2026-03-08 コメント投稿する ▼
牧野京夫復興相が除去土壌の再生利用推進を表明 2045年県外最終処分へ国が率先
牧野京夫復興相は東日本大震災から15年を迎えるのを前に時事通信などのインタビューに応じ、東京電力福島第1原発事故に伴う除染で生じた除去土壌の再生利用について、まず国が安全だと示さなくてはならないと述べ、全国展開に向けた対応を推進する考えを強調しました。 福島県内の中間貯蔵施設に保管されている除去土壌の県外最終処分を実現するため、日本全体の課題として取り組む姿勢を示しました。
県外最終処分は法律で定められた義務
福島県大熊町と双葉町にまたがる中間貯蔵施設には、県内の除染で生じた除去土壌や廃棄物が保管されています。中間貯蔵・環境安全事業株式会社法は、中間貯蔵開始後30年以内に福島県外で最終処分を完了することを国の義務として定めており、2015年3月に搬入が始まったことから、2045年3月12日までに全ての廃棄物を搬出し県外で最終処分しなければなりません。

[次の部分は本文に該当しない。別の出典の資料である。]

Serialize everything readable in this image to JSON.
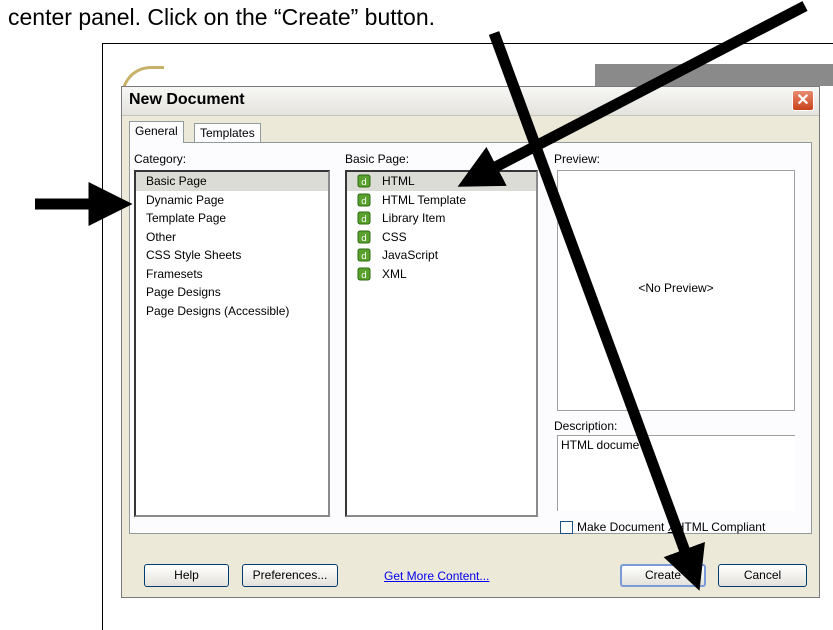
{
  "instruction": {
    "text": "center panel.  Click on the “Create” button."
  },
  "dialog": {
    "title": "New Document",
    "close_glyph": "✕",
    "tabs": [
      {
        "label": "General",
        "active": true
      },
      {
        "label": "Templates",
        "active": false
      }
    ],
    "category": {
      "label": "Category:",
      "items": [
        "Basic Page",
        "Dynamic Page",
        "Template Page",
        "Other",
        "CSS Style Sheets",
        "Framesets",
        "Page Designs",
        "Page Designs (Accessible)"
      ],
      "selected": "Basic Page"
    },
    "basic_page": {
      "label": "Basic Page:",
      "items": [
        "HTML",
        "HTML Template",
        "Library Item",
        "CSS",
        "JavaScript",
        "XML"
      ],
      "selected": "HTML",
      "item_icon": "dreamweaver-doc-icon"
    },
    "preview": {
      "label": "Preview:",
      "placeholder": "<No Preview>"
    },
    "description": {
      "label": "Description:",
      "text": "HTML docume"
    },
    "xhtml_checkbox": {
      "label_before": "Make Document ",
      "mnemonic": "X",
      "label_after": "HTML Compliant",
      "checked": false
    },
    "buttons": {
      "help": "Help",
      "preferences": "Preferences...",
      "get_more": "Get More Content...",
      "create": "Create",
      "cancel": "Cancel"
    }
  },
  "colors": {
    "dialog_bg": "#ece9d8",
    "selection": "#dcdcd6",
    "close_button": "#c8421c",
    "link": "#0000ee",
    "arrow": "#000000"
  }
}
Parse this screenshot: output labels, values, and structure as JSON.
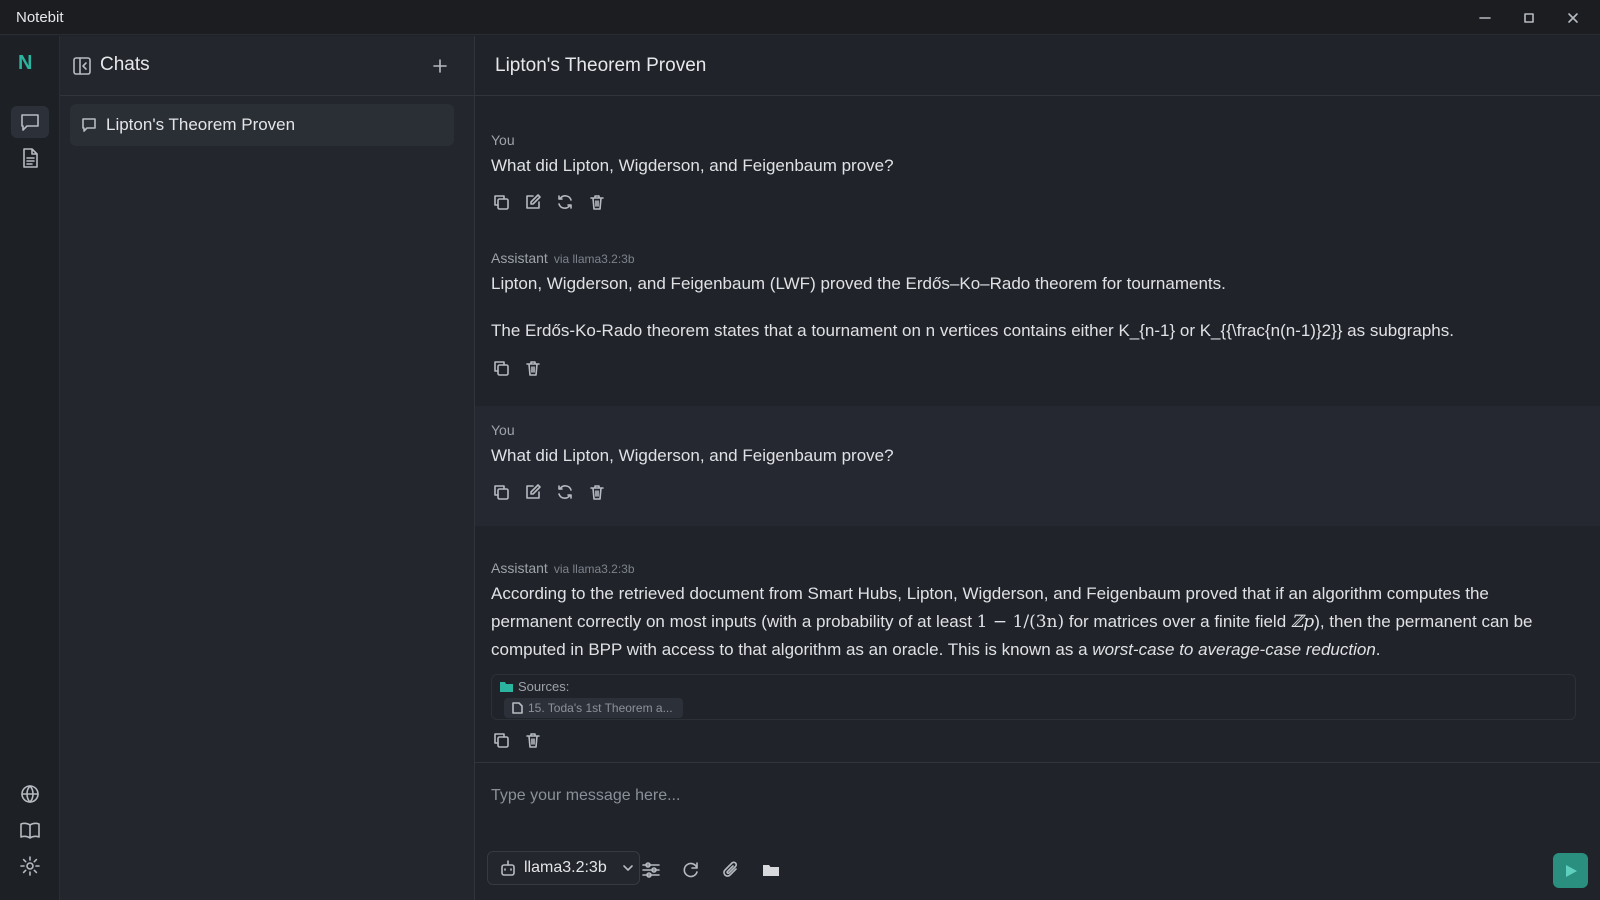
{
  "app": {
    "title": "Notebit",
    "logo": "N"
  },
  "sidebar": {
    "title": "Chats",
    "chats": [
      {
        "label": "Lipton's Theorem Proven",
        "selected": true
      }
    ]
  },
  "main": {
    "title": "Lipton's Theorem Proven"
  },
  "messages": [
    {
      "role": "You",
      "text": "What did Lipton, Wigderson, and Feigenbaum prove?"
    },
    {
      "role": "Assistant",
      "via": "via llama3.2:3b",
      "p1": "Lipton, Wigderson, and Feigenbaum (LWF) proved the Erdős–Ko–Rado theorem for tournaments.",
      "p2": "The Erdős-Ko-Rado theorem states that a tournament on n vertices contains either K_{n-1} or K_{{\\frac{n(n-1)}2}} as subgraphs."
    },
    {
      "role": "You",
      "text": "What did Lipton, Wigderson, and Feigenbaum prove?"
    },
    {
      "role": "Assistant",
      "via": "via llama3.2:3b",
      "t1": "According to the retrieved document from Smart Hubs, Lipton, Wigderson, and Feigenbaum proved that if an algorithm computes the permanent correctly on most inputs (with a probability of at least ",
      "math1": "1 − 1/(3n)",
      "t2": " for matrices over a finite field ",
      "math2": "ℤp",
      "t3": "), then the permanent can be computed in BPP with access to that algorithm as an oracle. This is known as a ",
      "em": "worst-case to average-case reduction",
      "t4": ".",
      "sources_label": "Sources:",
      "source": "15. Toda's 1st Theorem a..."
    }
  ],
  "composer": {
    "placeholder": "Type your message here...",
    "model": "llama3.2:3b"
  },
  "colors": {
    "accent": "#2bb5a0",
    "send": "#2a8f7f",
    "background": "#202329"
  },
  "icons": [
    "chat-icon",
    "document-icon",
    "globe-icon",
    "book-icon",
    "gear-icon",
    "copy-icon",
    "edit-icon",
    "regenerate-icon",
    "trash-icon",
    "folder-icon",
    "attach-icon",
    "sliders-icon",
    "send-icon",
    "robot-icon"
  ]
}
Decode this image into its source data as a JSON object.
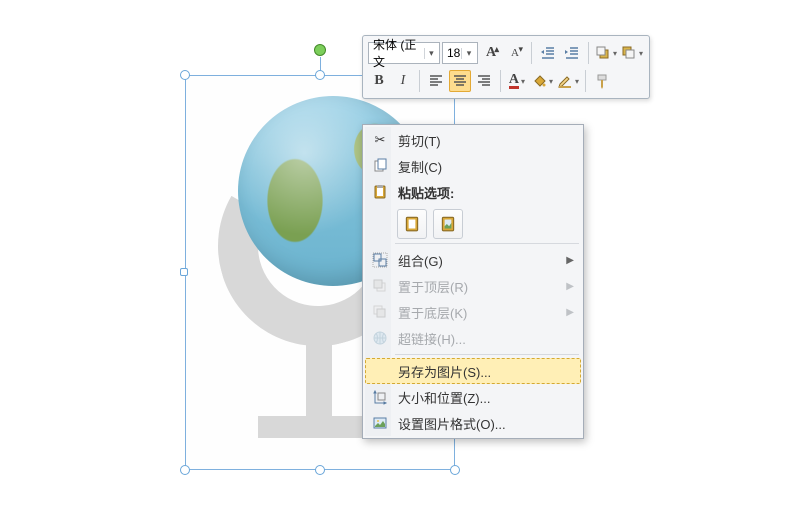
{
  "toolbar": {
    "font_name": "宋体 (正文",
    "font_size": "18",
    "buttons": {
      "grow_font": "A",
      "shrink_font": "A",
      "bold": "B",
      "italic": "I"
    }
  },
  "context_menu": {
    "cut": "剪切(T)",
    "copy": "复制(C)",
    "paste_header": "粘贴选项:",
    "group": "组合(G)",
    "bring_front": "置于顶层(R)",
    "send_back": "置于底层(K)",
    "hyperlink": "超链接(H)...",
    "save_as_picture": "另存为图片(S)...",
    "size_position": "大小和位置(Z)...",
    "format_picture": "设置图片格式(O)..."
  },
  "colors": {
    "accent": "#fddc8e",
    "font_color": "#c0342c",
    "highlight": "#ffe79b"
  }
}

保管されている除去土壌の量は約1330万立方メートルと推計され、東京ドーム約11杯分に相当します。このうち約8割は放射性セシウムの濃度が8000ベクレル毎キログラム以下で、再生利用が可能とされています。政府は2025年春までに再生利用の推進を柱とする基本方針を取りまとめ、夏頃にはロードマップを策定する方針です。
国が率先して利用し安全性を示す
牧野復興相は、全国で除去土壌を受け入れてもらうには、まず国が利用して安全だということを示さなくてはならないと強調しました。各省庁の出先機関も含め、利用を促進したいとの考えを示しています。これまで環境省が福島県内で進めてきた実証事業や国際原子力機関からの評価・助言により、その安全性が確認されているとしています。

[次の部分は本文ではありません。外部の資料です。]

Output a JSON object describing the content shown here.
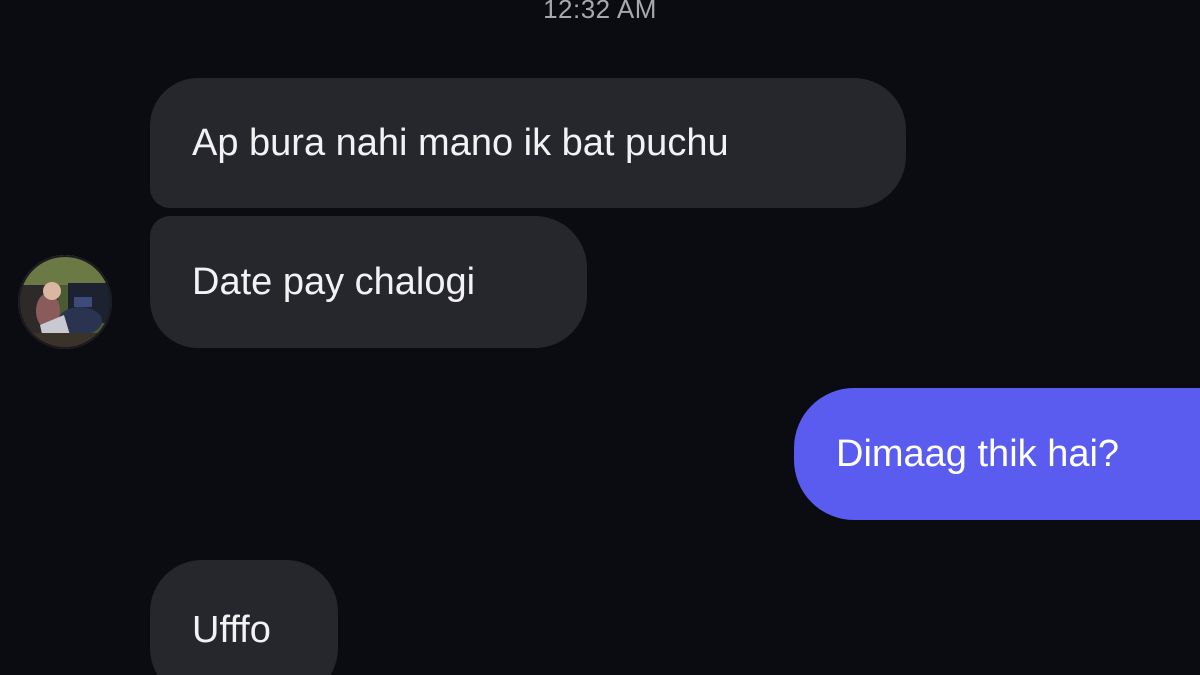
{
  "conversation": {
    "timestamp": "12:32 AM",
    "contact_avatar_icon": "profile-photo-icon",
    "messages": [
      {
        "direction": "incoming",
        "text": "Ap bura nahi mano ik bat puchu"
      },
      {
        "direction": "incoming",
        "text": "Date pay chalogi"
      },
      {
        "direction": "outgoing",
        "text": "Dimaag thik hai?"
      },
      {
        "direction": "incoming",
        "text": "Ufffo"
      }
    ]
  },
  "colors": {
    "background": "#0b0b12",
    "incoming_bubble": "#26262d",
    "outgoing_bubble": "#5a5cf0",
    "timestamp_text": "#a7a7ad"
  }
}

「また福島に押し付けるのか。30年後も県外処分なんて無理だろう」
「安全だというなら東京で使えばいい。地方に押し付けるな」
「結局誰も引き受けないから福島が最終処分場になるんじゃないか」
「国が安全と言っても信用できない。原発事故で散々嘘つかれた」
「除染土の再利用なんて聞いたこともない。情報公開が足りない」
しかし再生利用をめぐっては、過去に新宿御苑や所沢市、筑波市で実証実験が計画されましたが、住民の反対により実施できませんでした。放射性物質を含む土壌を公共事業で利用することへの抵抗感は根強く、全国展開には大きな課題が残されています。原子力市民委員会などの専門家からは、放射能汚染土の無秩序な拡散を招くとして、省令改正の見送りを求める声も上がっています。
帰還困難区域の避難指示解除も推進
牧野復興相は福島県内の帰還困難区域の避難指示解除について、希望した方々が帰還できるように除染と生活環境の整備を進めていると述べました。順次避難指示を解除していく方針を示しています。

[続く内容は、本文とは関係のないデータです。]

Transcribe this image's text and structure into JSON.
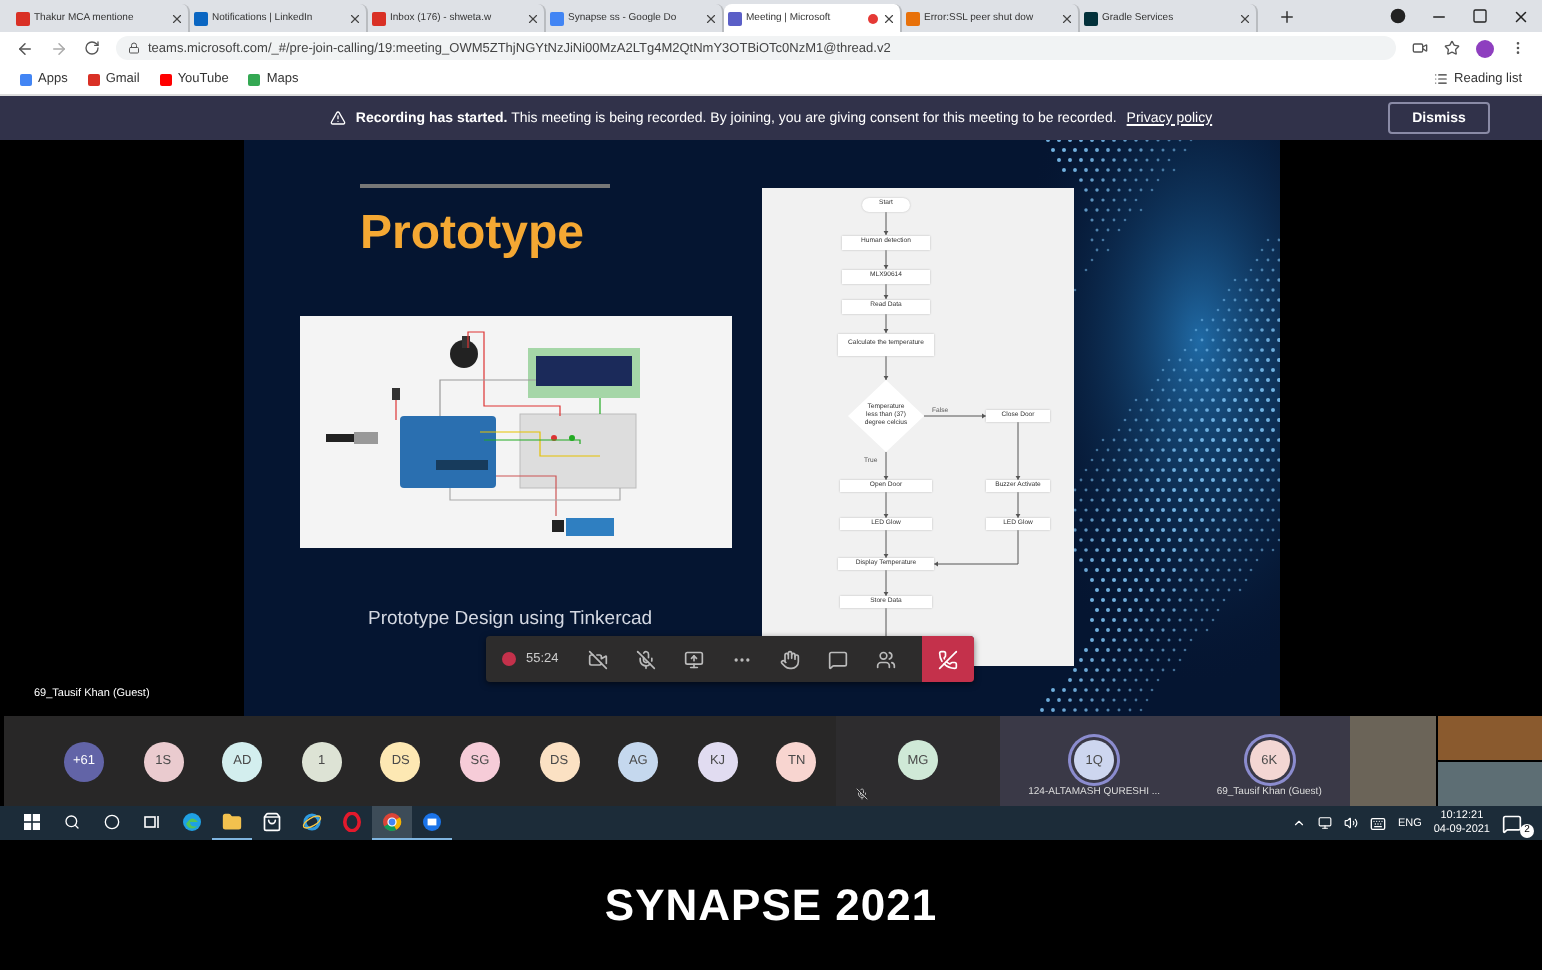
{
  "browser": {
    "tabs": [
      {
        "kind": "gmail",
        "title": "Thakur MCA mentione",
        "selected": false
      },
      {
        "kind": "linkedin",
        "title": "Notifications | LinkedIn",
        "selected": false
      },
      {
        "kind": "gmail",
        "title": "Inbox (176) - shweta.w",
        "selected": false
      },
      {
        "kind": "docs",
        "title": "Synapse ss - Google Do",
        "selected": false
      },
      {
        "kind": "teams",
        "title": "Meeting | Microsoft",
        "selected": true,
        "recording": true
      },
      {
        "kind": "error",
        "title": "Error:SSL peer shut dow",
        "selected": false
      },
      {
        "kind": "gradle",
        "title": "Gradle Services",
        "selected": false
      }
    ],
    "address": "teams.microsoft.com/_#/pre-join-calling/19:meeting_OWM5ZThjNGYtNzJiNi00MzA2LTg4M2QtNmY3OTBiOTc0NzM1@thread.v2",
    "bookmarks": [
      {
        "kind": "apps",
        "label": "Apps"
      },
      {
        "kind": "gmail",
        "label": "Gmail"
      },
      {
        "kind": "youtube",
        "label": "YouTube"
      },
      {
        "kind": "maps",
        "label": "Maps"
      }
    ],
    "reading_list": "Reading list"
  },
  "banner": {
    "text": "**Recording has started.** This meeting is being recorded. By joining, you are giving consent for this meeting to be recorded.",
    "link": "Privacy policy",
    "button": "Dismiss"
  },
  "slide": {
    "title": "Prototype",
    "caption": "Prototype Design using Tinkercad",
    "flowchart": {
      "nodes": [
        {
          "kind": "terminal",
          "label": "Start"
        },
        {
          "kind": "process",
          "label": "Human detection"
        },
        {
          "kind": "process",
          "label": "MLX90614"
        },
        {
          "kind": "process",
          "label": "Read Data"
        },
        {
          "kind": "process",
          "label": "Calculate the temperature"
        },
        {
          "kind": "decision",
          "label": "Temperature less than (37) degree celcius"
        },
        {
          "kind": "process",
          "label": "Close Door"
        },
        {
          "kind": "process",
          "label": "Open Door"
        },
        {
          "kind": "process",
          "label": "Buzzer Activate"
        },
        {
          "kind": "process",
          "label": "LED Glow"
        },
        {
          "kind": "process",
          "label": "LED Glow"
        },
        {
          "kind": "process",
          "label": "Display Temperature"
        },
        {
          "kind": "process",
          "label": "Store Data"
        }
      ],
      "edge_labels": [
        "False",
        "True"
      ]
    }
  },
  "presenter_label": "69_Tausif Khan (Guest)",
  "call_controls": {
    "recording": true,
    "timer": "55:24"
  },
  "participants": [
    {
      "kind": "overflow",
      "initials": "+61",
      "color": "#6264a7"
    },
    {
      "kind": "person",
      "initials": "1S",
      "color": "#eacbcf"
    },
    {
      "kind": "person",
      "initials": "AD",
      "color": "#d3eeee"
    },
    {
      "kind": "person",
      "initials": "1",
      "color": "#dde3d5"
    },
    {
      "kind": "person",
      "initials": "DS",
      "color": "#fde8b3"
    },
    {
      "kind": "person",
      "initials": "SG",
      "color": "#f6ccd8"
    },
    {
      "kind": "person",
      "initials": "DS",
      "color": "#fbe1c3"
    },
    {
      "kind": "person",
      "initials": "AG",
      "color": "#c5d8ee"
    },
    {
      "kind": "person",
      "initials": "KJ",
      "color": "#e1dcf1"
    },
    {
      "kind": "person",
      "initials": "TN",
      "color": "#f8d5d0"
    }
  ],
  "featured": {
    "initials": "MG",
    "color": "#cfe9d7",
    "muted": true
  },
  "named_tiles": [
    {
      "initials": "1Q",
      "name": "124-ALTAMASH QURESHI ...",
      "color": "#cdd6ef"
    },
    {
      "initials": "6K",
      "name": "69_Tausif Khan (Guest)",
      "color": "#f3d6d3"
    }
  ],
  "taskbar": {
    "apps": [
      {
        "kind": "edge",
        "selected": false,
        "running": false
      },
      {
        "kind": "explorer",
        "selected": false,
        "running": true
      },
      {
        "kind": "store",
        "selected": false,
        "running": false
      },
      {
        "kind": "ie",
        "selected": false,
        "running": false
      },
      {
        "kind": "opera",
        "selected": false,
        "running": false
      },
      {
        "kind": "chrome",
        "selected": true,
        "running": true
      },
      {
        "kind": "files",
        "selected": false,
        "running": true
      }
    ],
    "language": "ENG",
    "time": "10:12:21",
    "date": "04-09-2021",
    "notifications": "2"
  },
  "caption": "SYNAPSE 2021"
}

岩手県と宮城県の復興の完了に向けては、道路や鉄道、港湾、漁港といったハード面の整備はほとんど終わったが、被災者の心のケアは国がこれからも関わっていかなければならないと指摘しました。
震災の教訓を能登など他地域と共有
震災の教訓の伝承と風化防止については、能登半島地震で被災した能登など他の地域で共有、発信するためのシンポジウムを開催していく考えを示しました。2026年中に設置される防災庁については、復興庁が官民連携で被災地を支援し、ワンストップ窓口としての役割を担ってきたノウハウを生かしていきたいとしています。
除去土壌の県外最終処分は、福島県が原子力災害により極めて重い負担を負っていることを踏まえた措置であり、日本全体で取り組むべき課題として法定化されたものです。しかし最終処分地の確保は容易ではなく、2045年までの期限達成には国民的な理解と協力が不可欠となっています。牧野復興相の発言は、この困難な課題に政府が正面から向き合う姿勢を示したものといえます。